First, find a photo in the History Happens Here! set, print it out, and visit the site of the photo (the photos are geotagged too!).
Next, hold the picture up in front of the building/landmark, and take a picture of your augmented reality!
Finally, visit our History Happens Here! group on Flickr, and share your “mash-up” with us! Please remember to include the original caption of the photo and the persistent URL in the description of your mash-up.
Tips and tricks for capturing a good perspective:
- What you may perceive as lined up by your naked eye will change when you look through the camera, so you should always be looking through your camera lens when trying to line up the photo with the landscape.
- You are the zoom for your mash up! Try moving the camera and/or the photo closer or farther away from you for a better shot. A simple tilt of the picture can make the perspective even more impressive!
- If you can’t get a perfect mash-up, don’t worry about it. Sometimes it’s impossible to stand exactly where the photo was taken in the past. Pick one element of the photo and try to line that up perfectly; you might be surprised by the results.
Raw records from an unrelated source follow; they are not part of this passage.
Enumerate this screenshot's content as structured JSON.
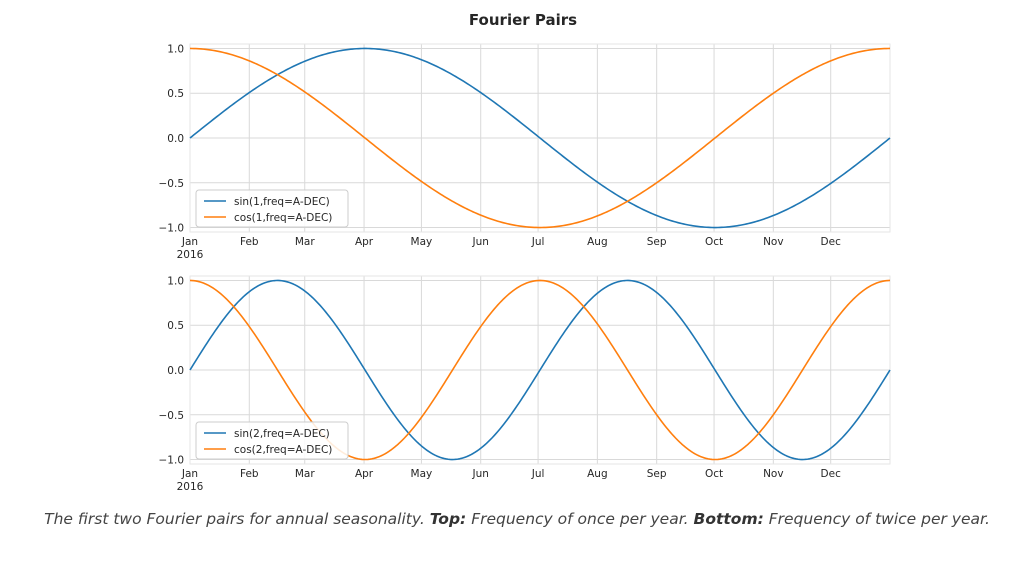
{
  "figure": {
    "title": "Fourier Pairs",
    "colors": {
      "sin": "#1f77b4",
      "cos": "#ff7f0e",
      "grid": "#d9d9d9"
    }
  },
  "caption": {
    "intro": "The first two Fourier pairs for annual seasonality.",
    "top_label": "Top:",
    "top_text": "Frequency of once per year.",
    "bottom_label": "Bottom:",
    "bottom_text": "Frequency of twice per year."
  },
  "chart_data": [
    {
      "type": "line",
      "title": "Fourier Pairs",
      "x_domain_days": [
        0,
        366
      ],
      "ylim": [
        -1.05,
        1.05
      ],
      "grid": true,
      "legend_placement": "lower-left",
      "x_ticks": [
        {
          "label": "Jan",
          "sub": "2016",
          "day": 0
        },
        {
          "label": "Feb",
          "day": 31
        },
        {
          "label": "Mar",
          "day": 60
        },
        {
          "label": "Apr",
          "day": 91
        },
        {
          "label": "May",
          "day": 121
        },
        {
          "label": "Jun",
          "day": 152
        },
        {
          "label": "Jul",
          "day": 182
        },
        {
          "label": "Aug",
          "day": 213
        },
        {
          "label": "Sep",
          "day": 244
        },
        {
          "label": "Oct",
          "day": 274
        },
        {
          "label": "Nov",
          "day": 305
        },
        {
          "label": "Dec",
          "day": 335
        }
      ],
      "y_ticks": [
        {
          "label": "1.0",
          "value": 1.0
        },
        {
          "label": "0.5",
          "value": 0.5
        },
        {
          "label": "0.0",
          "value": 0.0
        },
        {
          "label": "−0.5",
          "value": -0.5
        },
        {
          "label": "−1.0",
          "value": -1.0
        }
      ],
      "series": [
        {
          "name": "sin(1,freq=A-DEC)",
          "function": "sin",
          "frequency_per_year": 1,
          "color": "#1f77b4"
        },
        {
          "name": "cos(1,freq=A-DEC)",
          "function": "cos",
          "frequency_per_year": 1,
          "color": "#ff7f0e"
        }
      ]
    },
    {
      "type": "line",
      "x_domain_days": [
        0,
        366
      ],
      "ylim": [
        -1.05,
        1.05
      ],
      "grid": true,
      "legend_placement": "lower-left",
      "x_ticks": [
        {
          "label": "Jan",
          "sub": "2016",
          "day": 0
        },
        {
          "label": "Feb",
          "day": 31
        },
        {
          "label": "Mar",
          "day": 60
        },
        {
          "label": "Apr",
          "day": 91
        },
        {
          "label": "May",
          "day": 121
        },
        {
          "label": "Jun",
          "day": 152
        },
        {
          "label": "Jul",
          "day": 182
        },
        {
          "label": "Aug",
          "day": 213
        },
        {
          "label": "Sep",
          "day": 244
        },
        {
          "label": "Oct",
          "day": 274
        },
        {
          "label": "Nov",
          "day": 305
        },
        {
          "label": "Dec",
          "day": 335
        }
      ],
      "y_ticks": [
        {
          "label": "1.0",
          "value": 1.0
        },
        {
          "label": "0.5",
          "value": 0.5
        },
        {
          "label": "0.0",
          "value": 0.0
        },
        {
          "label": "−0.5",
          "value": -0.5
        },
        {
          "label": "−1.0",
          "value": -1.0
        }
      ],
      "series": [
        {
          "name": "sin(2,freq=A-DEC)",
          "function": "sin",
          "frequency_per_year": 2,
          "color": "#1f77b4"
        },
        {
          "name": "cos(2,freq=A-DEC)",
          "function": "cos",
          "frequency_per_year": 2,
          "color": "#ff7f0e"
        }
      ]
    }
  ]
}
- Some pictures that you may think will only be “ok” actually turn out to be very striking and thought provoking as you see your world merge with the past. Standing on the steps of the Capitol for this shot was one of those moments:
Right now there are over 80 photos to choose from within the Flickr set. We know there are thousands of photos in the National Archives’ holdings that will work for this project. If you know of a photo not in the set, go out and use it anyway! Your creativity and input is always appreciated.
Warning: History Happens Here is an addicting project. You will want to go to lots of places and see how things have changed. So get ready to experience history today through the lens of the National Archives!
4 thoughts on “See History in Your Reality: A New Flickr Photo Project!”
This is a wonderful project, and a great way to get people interested in history. However, you really should give credit to the originators of this idea: the folks over at the Flickr Looking Into the Past group: http://www.flickr.com/groups/lookingintothepast/.
That group has been creating such photos for years; you should see if there’s a way to work with them so everyone can share in the project.
The Flickr group Looking Into the Past has been collecting photos for over a year and has compiled thousands of augmented reality images. This project focuses solely on National Archives photos, and we would love to get some of the Looking Into the Past users involved. There’s a link to History Happens Here! in the group discussion, and we look forward to collaborating with this group as History Happens Here! moves forward!
The contest is over and I just saw this post for the first time. 😀
However, I was able to enter a couple of images and I have my fingers crossed – big time – that they will be something that contributes to the goals of the project.
Thanks to NARA and to the contest organizers for this amazing opportunity!
Thanks, John, for your interest in our project!